The Washington Examiner reported that the analysis reviewed fracking conducted off the California coast during oil and gas drilling production within the last thirty years.

Rather than consider the evidence and both sides of the issue, the media have often supported anti-fracking claims by giving more coverage to environmentalists and celebrities who oppose fracking. They’ve turned to people including Mark Ruffalo, Yoko Ono, and the Gasland filmmaker Josh Fox to bash the method of natural gas extraction. They claim it contaminates drinking water and threatens the environment. In fact, between Jan. 1, 2010, and April 30, 2013, half of the broadcast networks’ reports on fracking cited either celebrities or anti-fracking films.

However, the latest data from the federal government contradicted fracking opponents and the liberal media.

“In some cases where impacts are somewhat more pronounced, such as with discharge of produced water, the impacts are minor, short-term and localized,” Director of the Ocean Energy Management bureau Abigail Ross Hopper said. “The comprehensive analysis shows that these practices, conducted according to permit requirements, have minimal impact.”

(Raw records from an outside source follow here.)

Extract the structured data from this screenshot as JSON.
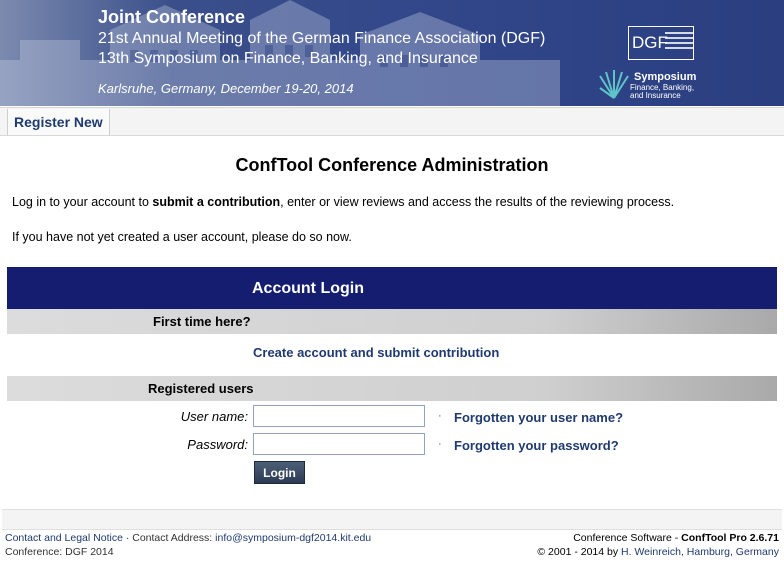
{
  "banner": {
    "title": "Joint Conference",
    "subtitle1": "21st Annual Meeting of the German Finance Association (DGF)",
    "subtitle2": "13th Symposium on Finance, Banking, and Insurance",
    "place_date": "Karlsruhe, Germany, December 19-20, 2014",
    "dgf_logo_text": "DGF",
    "symposium_logo_title": "Symposium",
    "symposium_logo_sub": "Finance, Banking, and Insurance"
  },
  "nav": {
    "register_new": "Register New"
  },
  "main": {
    "heading": "ConfTool Conference Administration",
    "intro_part1": "Log in to your account to ",
    "intro_bold": "submit a contribution",
    "intro_part2": ", enter or view reviews and access the results of the reviewing process.",
    "intro_line2": "If you have not yet created a user account, please do so now."
  },
  "login": {
    "header": "Account Login",
    "first_time_label": "First time here?",
    "create_link": "Create account and submit contribution",
    "registered_label": "Registered users",
    "username_label": "User name:",
    "password_label": "Password:",
    "username_value": "",
    "password_value": "",
    "forgot_username": "Forgotten your user name?",
    "forgot_password": "Forgotten your password?",
    "separator": "·",
    "login_button": "Login"
  },
  "footer": {
    "contact_legal": "Contact and Legal Notice",
    "contact_address_label": " · Contact Address: ",
    "contact_email": "info@symposium-dgf2014.kit.edu",
    "conference_label": "Conference: DGF 2014",
    "software_prefix": "Conference Software - ",
    "software_name": "ConfTool Pro 2.6.71",
    "copyright_prefix": "© 2001 - 2014 by ",
    "copyright_author": "H. Weinreich, Hamburg, Germany"
  },
  "colors": {
    "banner_blue": "#2e4385",
    "login_header_navy": "#141d6f",
    "link_blue": "#1f3a6e"
  }
}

A U.S. district court in L.A. banned fracking off the Santa Barbara coast on Jan. 29, 2016, as part of a legal settlement between the Center For Biological Diversity (CBD) and the Bureau of Ocean Energy Management.

That settlement also determined that the bureau would perform an “assessment” of the effects of fracking in order to determine whether or not fracking would be resumed.

Attorney Kristen Monsell on behalf of the CBD declared in a January press release that “Offshore fracking is a dirty and dangerous practice that has absolutely no place in our ocean.”

However, the ban was lifted on May 27, 2016, following the federal agency’s assessment to the contrary. That day, CBD Director Miyoko Sakashita blasted the decision saying, “The Obama administration is once again putting California’s beautiful coast in the oil industry’s crosshairs.”

Sakashita also said, “Our beaches and wildlife face a renewed threat from fracking chemicals and oil spills. New legal action may be the only way to get federal officials to do their jobs and protect our ocean from offshore fracking.”

President of the National Ocean Industries Association Randall Luthi was optimistic about the study’s results and dismissed Sakashita’s threats as “hyperbole.”

In a May 27, statement, Luthi declared, “Offshore energy is a vital source of jobs and revenue for both California and the U.S., and the sooner operations offshore California can resume the better.”

But this news may not garner much press attention. In June 2015, ABC and NBC news refrained from mentioning the EPA’s findings that oil and gas fracking did not pose a threat to drinking water.